Hammarby Sjöstad, un éco-quartier à la suédoise
L'éco-quartier Hammarby Sjöstad de Stockholm est un modèle de ville durable, un modèle qui coûte cher. Visite guidée en marge de l'assemblée générale des Eurocités.
Si vous rêvez de vivre les pieds dans l'eau, d'aller au bureau en bateau, de n'utiliser que votre vélo ou les transports collectifs pour vous déplacer, Hammarby Sjöstad est fait pour vous. Situé dans le sud-est de Stockholm, ce quartier est un modèle en matière d'urbanisme vert. Construit autour du lac Hammarby Sjö, ce morceau de ville a commencé à sortir de terre au début des années 1990 sur une friche industrielle polluée. A l'époque, Stockholm rêve d'accueillir les Jeux Olympiques d'été de 2004. Pour atteindre cet objectif, elle doit notamment se doter d'un village pour loger les athlètes du monde entier. Les JO auront lieu à Athènes mais les premiers immeubles de Hammarby Sjöstad sortent quand même de terre. « Hammarby Sjöstad est un modèle d'un point de vue environnemental, mais c'est aussi une bonne illustration de ce qu'on parvient à faire quand tout le monde, l'Etat, les collectivités locales, les entrepreneurs et les citoyens se mobilisent et travaillent ensemble sur un projet », confie Carl Cederschiöld, maire de Stockholm de 1991 à 1994 et de 1998 à 2002.
Tram, vélo, auto-partage
Aujourd'hui, Hammarby Sjöstad a de quoi faire des envieux. Les voitures ne peuvent pas circuler dans l'enceinte du quartier, elles doivent rester en périphérie. Seuls les vélos et les piétons circulent. Pour emmener les enfants à l'école située sur l'autre rive du lac, on prend le bateau. Le tramway dessert le quartier et un service d'auto-partage particulièrement performant est à la disposition de tous les habitants. Résultat : 80% des habitants du quartier n'ont pas de voiture particulière. Au pied des immeubles qui ne comptent pas plus de 4 étages, l'espace public est particulièrement soigné : petits jardins collectifs, canal artificiel, aires de jeux arborés pour les enfants.
Energies vertes
Les logements à haute qualité environnementale produisent eux-mêmes 50% de l'énergie qu'ils consomment grâce à la combustion des déchets ménagers et à la chaleur produite par le traitement des eaux usées. Par ailleurs, l'énergie solaire est massivement utilisée : de nombreux immeubles sont équipés en panneaux photovoltaïques. Tout le quartier doté containers enterrés pour les ordures ménagères et certains immeubles sont reliés à un réseau souterrain qui aspire et trie directement les déchets.

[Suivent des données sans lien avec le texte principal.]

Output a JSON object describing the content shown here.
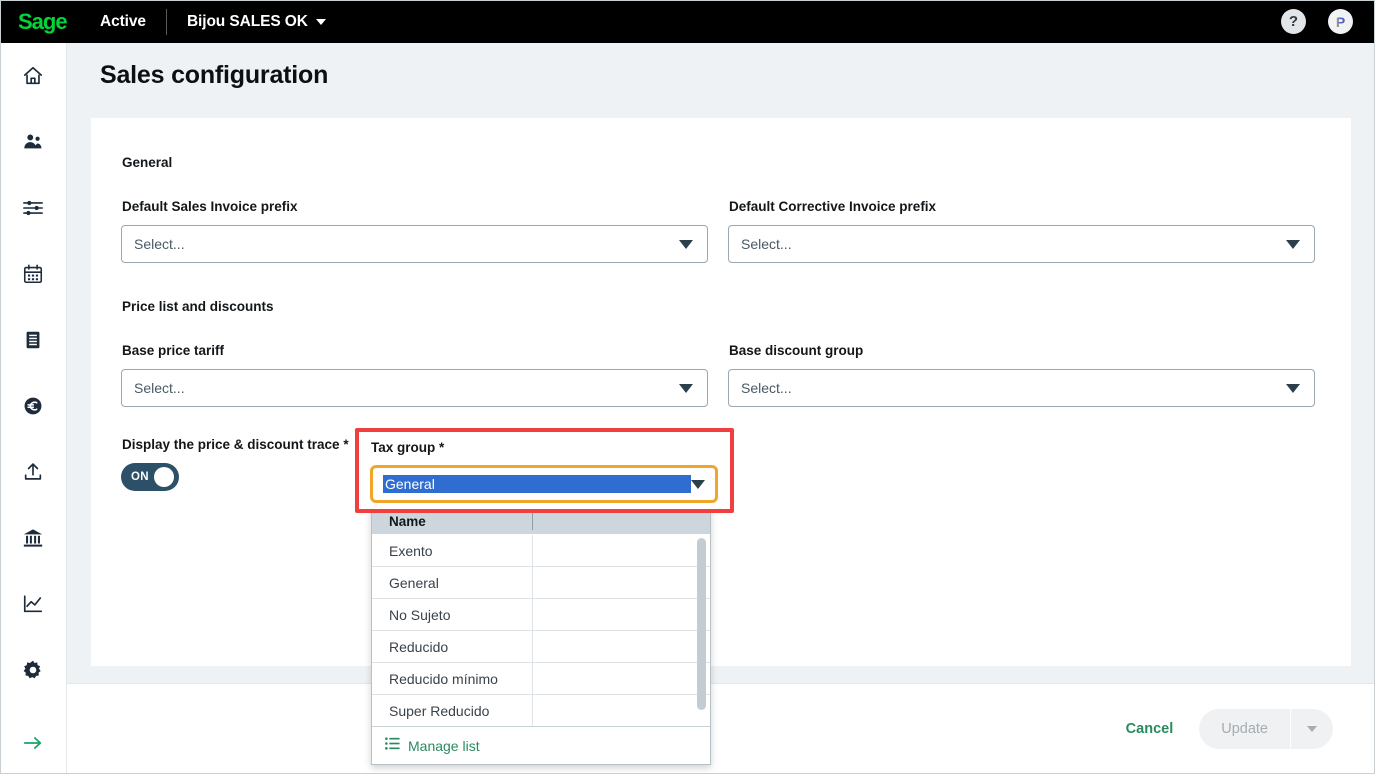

« Dans ce quartier, les Suédois ont vraiment poussé la logique environnementale très loin, explique Jean-Marc Ayrault, Président de Nantes Métropole. Du point de vue de la préservation de l'environnement, de la densification urbaine et de la reconquête de l'eau, c'est une réussite. Mais sur le plan social, il y a des lacunes. Ici, les logements sont très chers : il faut compter 5 000 € du mètre carré, c'est beaucoup plus cher que l'Ile de Nantes. Il n'y a pas de logements sociaux, donc pas de mixité. C'est là que se situe la limite de ce modèle d'éco-quartier. »
Comptant aujourd'hui 17 000 habitants dans 8 000 logements, Hammarby Sjöstad poursuit son développement. En 2017, quand le quartier sera achevé, sa population s'élèvera à 25 000 habitants pour 11 000 logements.